Güvenlik inanç derecelendirme notu uygulamasının ABD ve İngiltere başta olmak üzere farklı ülkelerde yaygınlaşmaya başladığını belirten Forcepoint Türkiye, Rusya, CIS Bölge Yöneticisi Levent Turan, hem müşteriler hem de iş ortaklarının ve tedarik zincirinin inançlı olduğundan emin olmak isteyen işletmeler için siber güvenlik inanç notunun gitgide ehemmiyet kazanmaya başladığını belirtti.
Turan, “Nasıl ki tüketiciler, işletmeler, hatta ülkeler olarak kredi derecelendirme notumuz risk idaresi ve kredi prestiji açısından değerli rol oynuyorsa, siber güvenlik alanında şirketlerin aldığı inanç notu da gerek kredi notu görünümü, gerekse müşteri datalarının ne derece yeterli korunduğuna dair bilgi vermesi açısından artık son derece değerli,” dedi.
Siber güvenlik birinci defa derecelendirmede rol oynadı
Farklı faktörlere bağlı olarak hesaplanan güvenlik inanç derecelendirme notu, güvenlik ihlaline maruz kalma durumunda bir şirketin puanını ve görünümünü artık olumsuz istikamette etkileyebiliyor. Tıpkı 2017’de uğradığı siber atak sonrası, geçtiğimiz Mayıs ayında kredi notu görünümü durağandan negatife çekilen teknoloji şirketi Equifax üzere. Bu olayla birlikte siber güvenlik meseleleri birinci sefer münasebet gösterilerek bir şirketin kredi notu düşürüldü.
Güvenlik inanç derecelendirme notu risklerin belirlenmesi, eksikliklerin giderilmesi ve siber farkındalığın artırılması için 2019’da hükümet seviyesinde de uygulanmaya başladı. İngiliz hükümeti Ocak ayında 353 belediye meclisinin siber güvenlik tedbirlerini inceledi ve RAG formülünü baz alarak bir inanç notu çalışması yürüttü. ABD Ticaret Odası ise, bu çalışmadan sırf birkaç ay evvel birinci Ulusal Siber Güvenlik Kıymetlendirme Raporu’nu yayınlamıştı.

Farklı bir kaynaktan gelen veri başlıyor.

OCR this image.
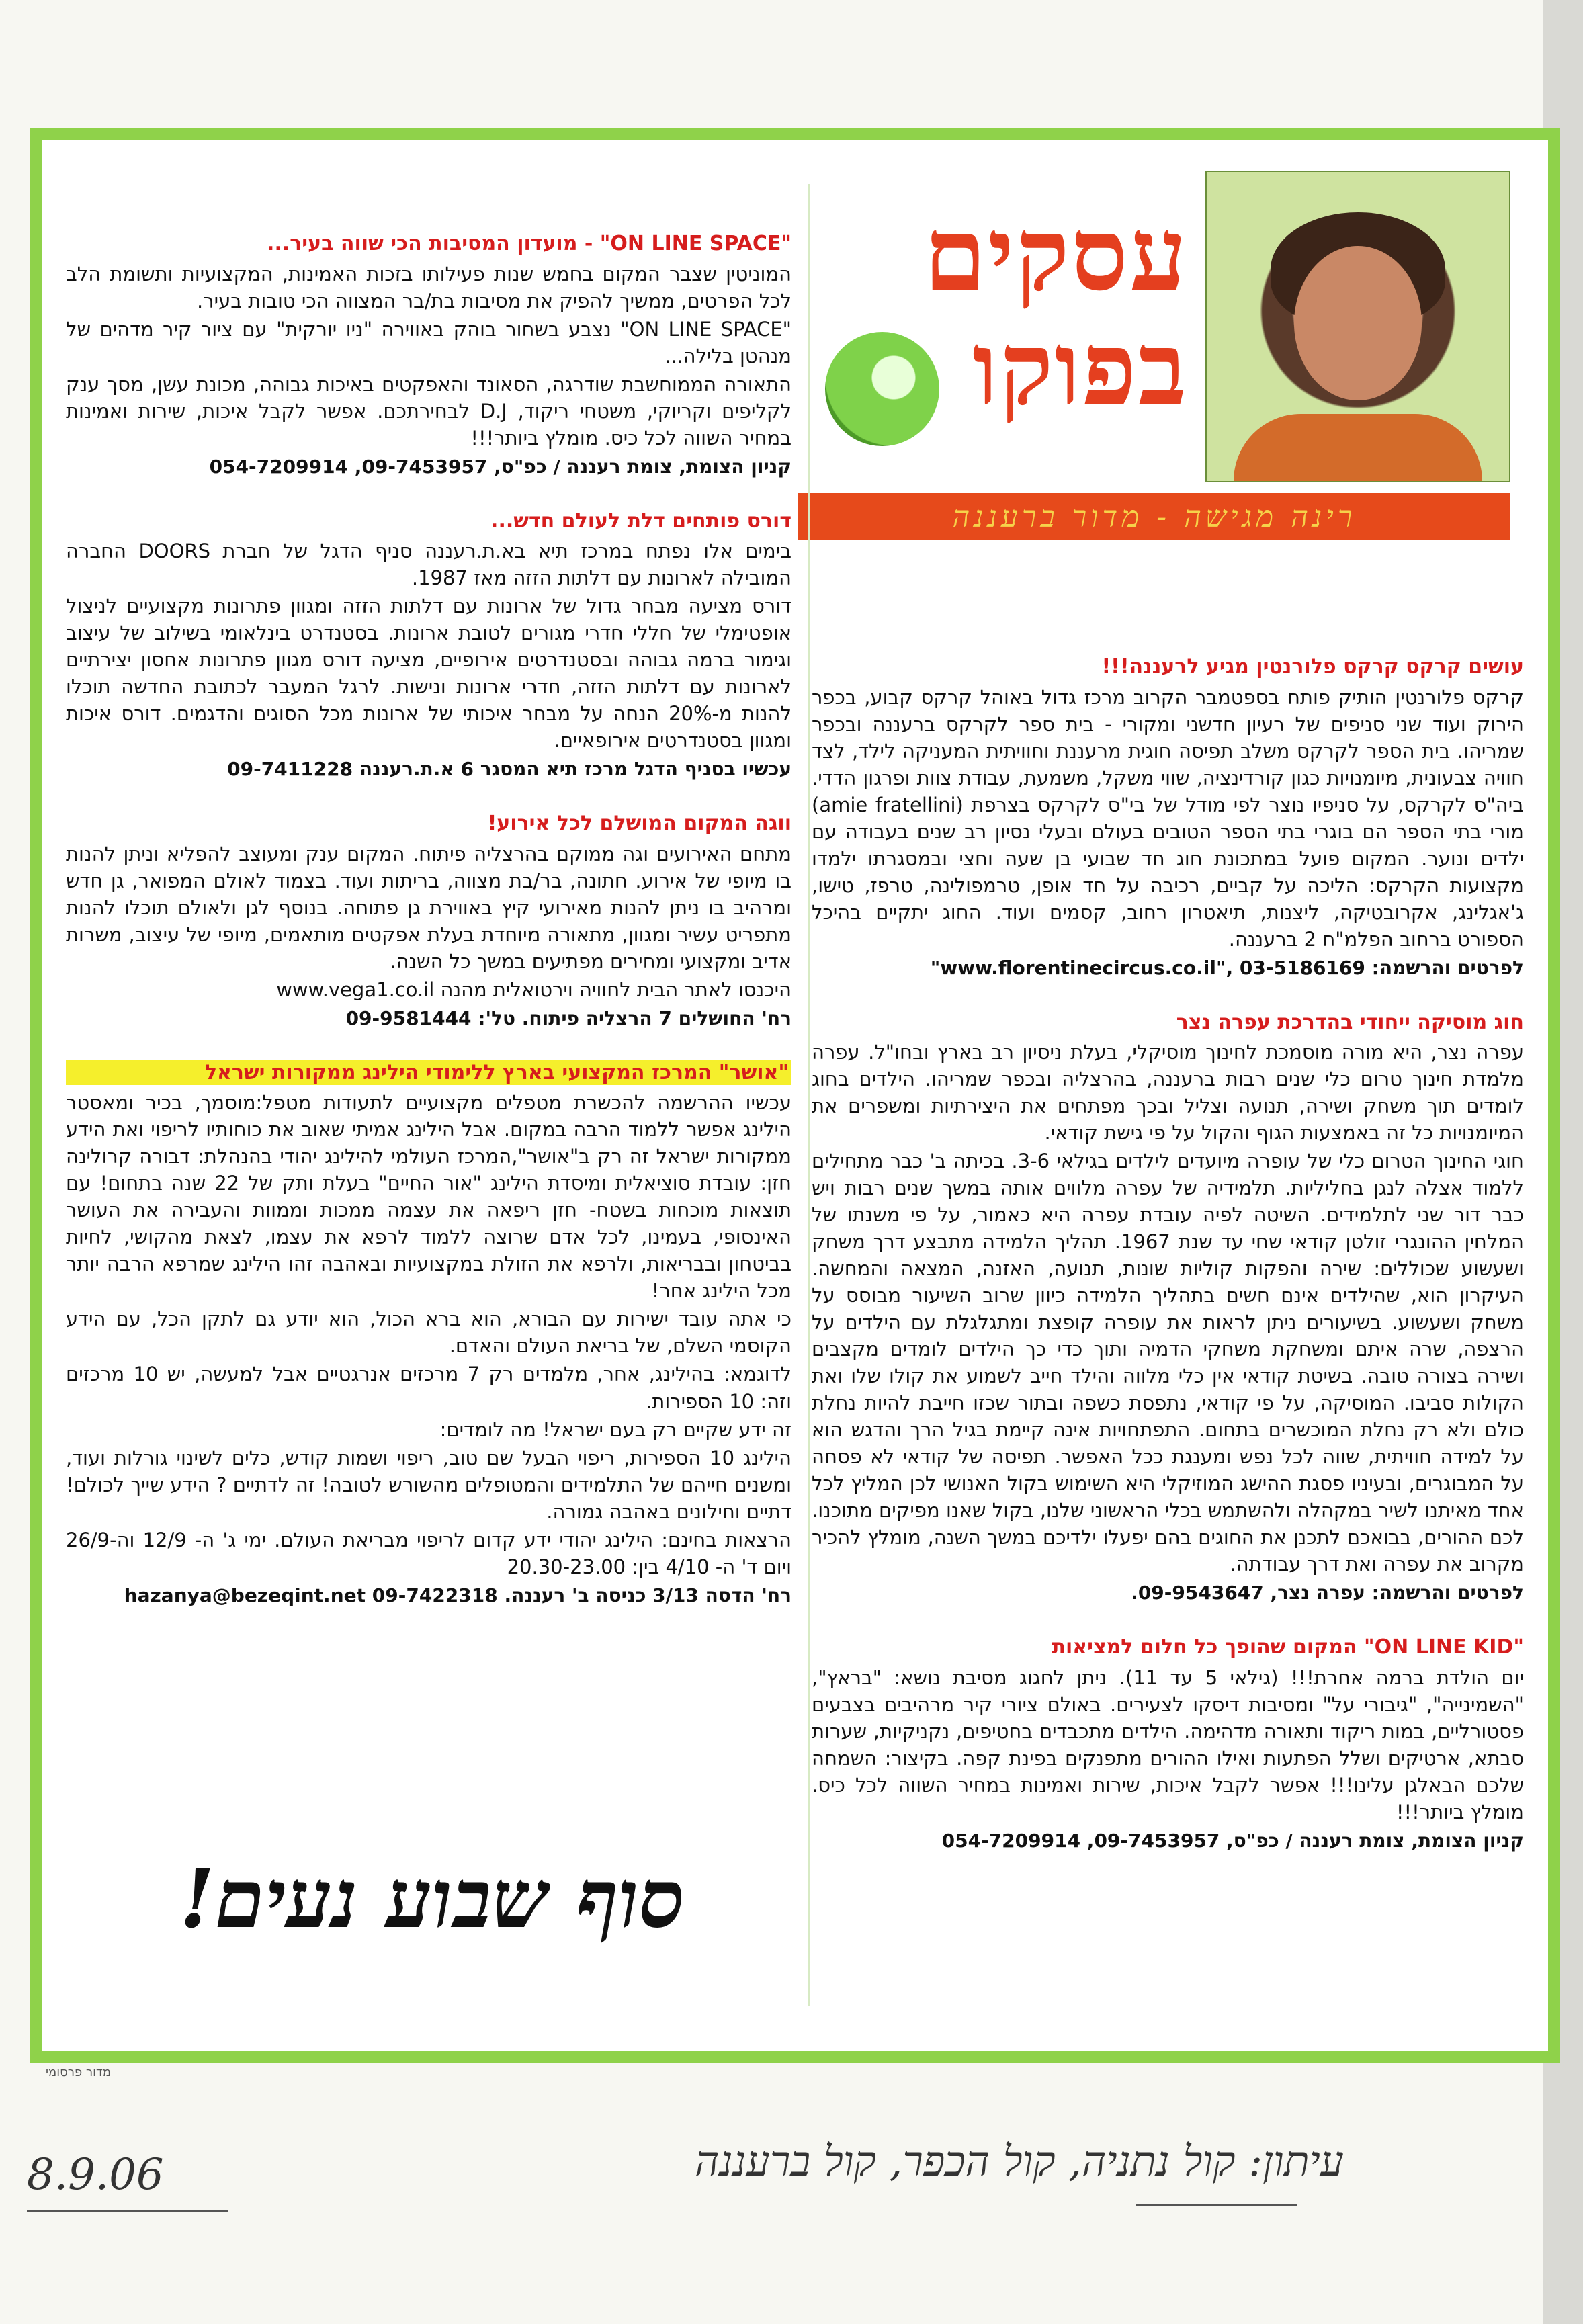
עסקים
בפוקו
רינה מגישה - מדור ברעננה
עושים קרקס קרקס פלורנטין מגיע לרעננה!!!

קרקס פלורנטין הותיק פותח בספטמבר הקרוב מרכז גדול באוהל קרקס קבוע, בכפר הירוק ועוד שני סניפים של רעיון חדשני ומקורי - בית ספר לקרקס ברעננה ובכפר שמריהו. בית הספר לקרקס משלב תפיסה חוגית מרעננת וחוויתית המעניקה לילד, לצד חוויה צבעונית, מיומנויות כגון קורדינציה, שווי משקל, משמעת, עבודת צוות ופרגון הדדי. ביה"ס לקרקס, על סניפיו נוצר לפי מודל של בי"ס לקרקס בצרפת (amie fratellini) מורי בתי הספר הם בוגרי בתי הספר הטובים בעולם ובעלי נסיון רב שנים בעבודה עם ילדים ונוער. המקום פועל במתכונת חוג חד שבועי בן שעה וחצי ובמסגרתו ילמדו מקצועות הקרקס: הליכה על קביים, רכיבה על חד אופן, טרמפולינה, טרפז, טישו, ג'אגלינג, אקרובטיקה, ליצנות, תיאטרון רחוב, קסמים ועוד. החוג יתקיים בהיכל הספורט ברחוב הפלמ"ח 2 ברעננה.

לפרטים והרשמה: 03-5186169 ,"www.florentinecircus.co.il"
חוג מוסיקה ייחודי בהדרכת עפרה נצר

עפרה נצר, היא מורה מוסמכת לחינוך מוסיקלי, בעלת ניסיון רב בארץ ובחו"ל. עפרה מלמדת חינוך טרום כלי שנים רבות ברעננה, בהרצליה ובכפר שמריהו. הילדים בחוג לומדים תוך משחק ושירה, תנועה וצליל ובכך מפתחים את היצירתיות ומשפרים את המיומנויות כל זה באמצעות הגוף והקול על פי גישת קודאי.

חוגי החינוך הטרום כלי של עופרה מיועדים לילדים בגילאי 3-6. בכיתה ב' כבר מתחילים ללמוד אצלה לנגן בחליליות. תלמידיה של עפרה מלווים אותה במשך שנים רבות ויש כבר דור שני לתלמידים. השיטה לפיה עובדת עפרה היא כאמור, על פי משנתו של המלחין ההונגרי זולטן קודאי שחי עד שנת 1967. תהליך הלמידה מתבצע דרך משחק ושעשוע שכוללים: שירה והפקות קוליות שונות, תנועה, האזנה, המצאה והמחשה. העיקרון הוא, שהילדים אינם חשים בתהליך הלמידה כיוון שרוב השיעור מבוסס על משחק ושעשוע. בשיעורים ניתן לראות את עופרה קופצת ומתגלגלת עם הילדים על הרצפה, שרה איתם ומשחקת משחקי הדמיה ותוך כדי כך הילדים לומדים מקצבים ושירה בצורה טובה. בשיטת קודאי אין כלי מלווה והילד חייב לשמוע את קולו שלו ואת הקולות סביבו. המוסיקה, על פי קודאי, נתפסת כשפה ובתור שכזו חייבת להיות נחלת כולם ולא רק נחלת המוכשרים בתחום. התפתחויות אינה קיימת בגיל הרך והדגש הוא על למידה חוויתית, שווה לכל נפש ומענגת ככל האפשר. תפיסה של קודאי לא פסחה על המבוגרים, ובעיניו פסגת ההישג המוזיקלי היא השימוש בקול האנושי לכן המליץ לכל אחד מאיתנו לשיר במקהלה ולהשתמש בכלי הראשוני שלנו, בקול שאנו מפיקים מתוכנו. לכם ההורים, בבואכם לתכנן את החוגים בהם יפעלו ילדיכם במשך השנה, מומלץ להכיר מקרוב את עפרה ואת דרך עבודתה.

לפרטים והרשמה: עפרה נצר, 09-9543647.
"ON LINE KID" המקום שהופך כל חלום למציאות

יום הולדת ברמה אחרת!!! (גילאי 5 עד 11). ניתן לחגוג מסיבת נושא: "בראץ", "השמינייה", "גיבורי על" ומסיבות דיסקו לצעירים. באולם ציורי קיר מרהיבים בצבעים פסטורליים, במות ריקוד ותאורה מדהימה. הילדים מתכבדים בחטיפים, נקניקיות, שערות סבתא, ארטיקים ושלל הפתעות ואילו ההורים מתפנקים בפינת קפה. בקיצור: השמחה שלכם הבאלגן עלינו!!! אפשר לקבל איכות, שירות ואמינות במחיר השווה לכל כיס. מומלץ ביותר!!!

קניון הצומת, צומת רעננה / כפ"ס, 09-7453957, 054-7209914
"ON LINE SPACE" - מועדון המסיבות הכי שווה בעיר...

המוניטין שצבר המקום בחמש שנות פעילותו בזכות האמינות, המקצועיות ותשומת הלב לכל הפרטים, ממשיך להפיק את מסיבות בת/בר המצווה הכי טובות בעיר.

"ON LINE SPACE" נצבע בשחור בוהק באווירה "ניו יורקית" עם ציור קיר מדהים של מנהטן בלילה...

התאורה הממוחשבת שודרגה, הסאונד והאפקטים באיכות גבוהה, מכונת עשן, מסך ענק לקליפים וקריוקי, משטחי ריקוד, D.J לבחירתכם. אפשר לקבל איכות, שירות ואמינות במחיר השווה לכל כיס. מומלץ ביותר!!!

קניון הצומת, צומת רעננה / כפ"ס, 09-7453957, 054-7209914
דורס פותחים דלת לעולם חדש...

בימים אלו נפתח במרכז תיא בא.ת.רעננה סניף הדגל של חברת DOORS החברה המובילה לארונות עם דלתות הזזה מאז 1987.

דורס מציעה מבחר גדול של ארונות עם דלתות הזזה ומגוון פתרונות מקצועיים לניצול אופטימלי של חללי חדרי מגורים לטובת ארונות. בסטנדרט בינלאומי בשילוב של עיצוב וגימור ברמה גבוהה ובסטנדרטים אירופיים, מציעה דורס מגוון פתרונות אחסון יצירתיים לארונות עם דלתות הזזה, חדרי ארונות ונישות. לרגל המעבר לכתובת החדשה תוכלו להנות מ-20% הנחה על מבחר איכותי של ארונות מכל הסוגים והדגמים. דורס איכות ומגוון בסטנדרטים אירופאיים.

עכשיו בסניף הדגל מרכז תיא המסגר 6 א.ת.רעננה 09-7411228
ווגה המקום המושלם לכל אירוע!

מתחם האירועים וגה ממוקם בהרצליה פיתוח. המקום ענק ומעוצב להפליא וניתן להנות בו מיופי של אירוע. חתונה, בר/בת מצווה, בריתות ועוד. בצמוד לאולם המפואר, גן חדש ומרהיב בו ניתן להנות מאירועי קיץ באווירת גן פתוחה. בנוסף לגן ולאולם תוכלו להנות מתפריט עשיר ומגוון, מתאורה מיוחדת בעלת אפקטים מותאמים, מיופי של עיצוב, משרות אדיב ומקצועי ומחירים מפתיעים במשך כל השנה.

היכנסו לאתר הבית לחוויה וירטואלית מהנה www.vega1.co.il

רח' החושלים 7 הרצליה פיתוח. טל': 09-9581444
"אושר" המרכז המקצועי בארץ ללימודי הילינג ממקורות ישראל

עכשיו ההרשמה להכשרת מטפלים מקצועיים לתעודות מטפל:מוסמך, בכיר ומאסטר הילינג אפשר ללמוד הרבה במקום. אבל הילינג אמיתי שאוב את כוחותיו לריפוי ואת הידע ממקורות ישראל זה רק ב"אושר",המרכז העולמי להילינג יהודי בהנהלת: דבורה קרולינה חזן: עובדת סוציאלית ומיסדת הילינג "אור החיים" בעלת ותק של 22 שנה בתחום! עם תוצאות מוכחות בשטח- חזן ריפאה את עצמה ממכות וממוות והעבירה את העושר האינסופי, בעמינו, לכל אדם שרוצה ללמוד לרפא את עצמו, לצאת מהקושי, לחיות בביטחון ובבריאות, ולרפא את הזולת במקצועיות ובאהבה זהו הילינג שמרפא הרבה יותר מכל הילינג אחר!

כי אתה עובד ישירות עם הבורא, הוא ברא הכול, הוא יודע גם לתקן הכל, עם הידע הקוסמי השלם, של בריאת העולם והאדם.

לדוגמא: בהילינג, אחר, מלמדים רק 7 מרכזים אנרגטיים אבל למעשה, יש 10 מרכזים וזה: 10 הספירות.

זה ידע שקיים רק בעם ישראל! מה לומדים:

הילינג 10 הספירות, ריפוי הבעל שם טוב, ריפוי ושמות קודש, כלים לשינוי גורלות ועוד, ומשנים חייהם של התלמידים והמטופלים מהשורש לטובה! זה לדתיים ? הידע שייך לכולם! דתיים וחילונים באהבה גמורה.

הרצאות בחינם: הילינג יהודי ידע קדום לריפוי מבריאת העולם. ימי ג' ה- 12/9 וה-26/9 ויום ד' ה- 4/10 בין: 20.30-23.00

רח' הדסה 3/13 כניסה ב' רעננה. 09-7422318 hazanya@bezeqint.net
סוף שבוע נעים!
מדור פרסומי
8.9.06	עיתון: קול נתניה, קול הכפר, קול ברעננה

Davranış temelli teknolojiler yolda
Forcepoint’in yıl ortası değerlendirmesinde dikkat çeken başlıklardan biri de yüklü olarak taşınabilir aygıtlarda ve bankacılık sistemlerinde kullanılan yüz tanıma teknolojilerinin yeni siber tehditler karşısında güvenlik açısından yetersiz kalması.
Forcepoint Türkiye Ülke Müdürü Levent Turan, zımnilik ihlalleri nedeniyle İngiltere ve ABD’de hükümetler ve emniyet üniteleri nezdinde geçerliliği sorgulanmaya başlanan yüz ve ses tanıma teknolojilerinin, yakın vakitte yerini davranış tabanlı teknolojilere bırakacağını söyledi: “Kurum ve işletmeler artık güvenlik araştırmaları, data bilimi, psikoloji ve karşı istihbarat çalışmalarıyla desteklenen, insan ve makine davranışını harmanlayan gelişmiş ve uyarlanabilir derin güvenlik tedbirlerine odaklanacak. Bilhassa de, Hindistan’da olduğu üzere, milyarlarca insanın bilgilerini barındıran biyometrik istihbarat veritabanlarının ele geçirilebildiği ve güvenlik ihlaline maruz kalabildiği bir çağda…”
Yapay zekâ ve IIoT’de neredeyiz?
Yıl ortası değerlendirmesinde gerçek yapay zekâ teknolojilerinin hala siber güvenlik alanında tam olarak kullanılmadığını vurgulayan Forcepoint, tıpkı vakitte bulut altyapılarındaki ve donanımlardaki güvenlik zafiyetleri nedeniyle Endüstriyel Objelerin İnterneti’nin (IIoT) siber saldırganların odağı olacağını iddia ediyor.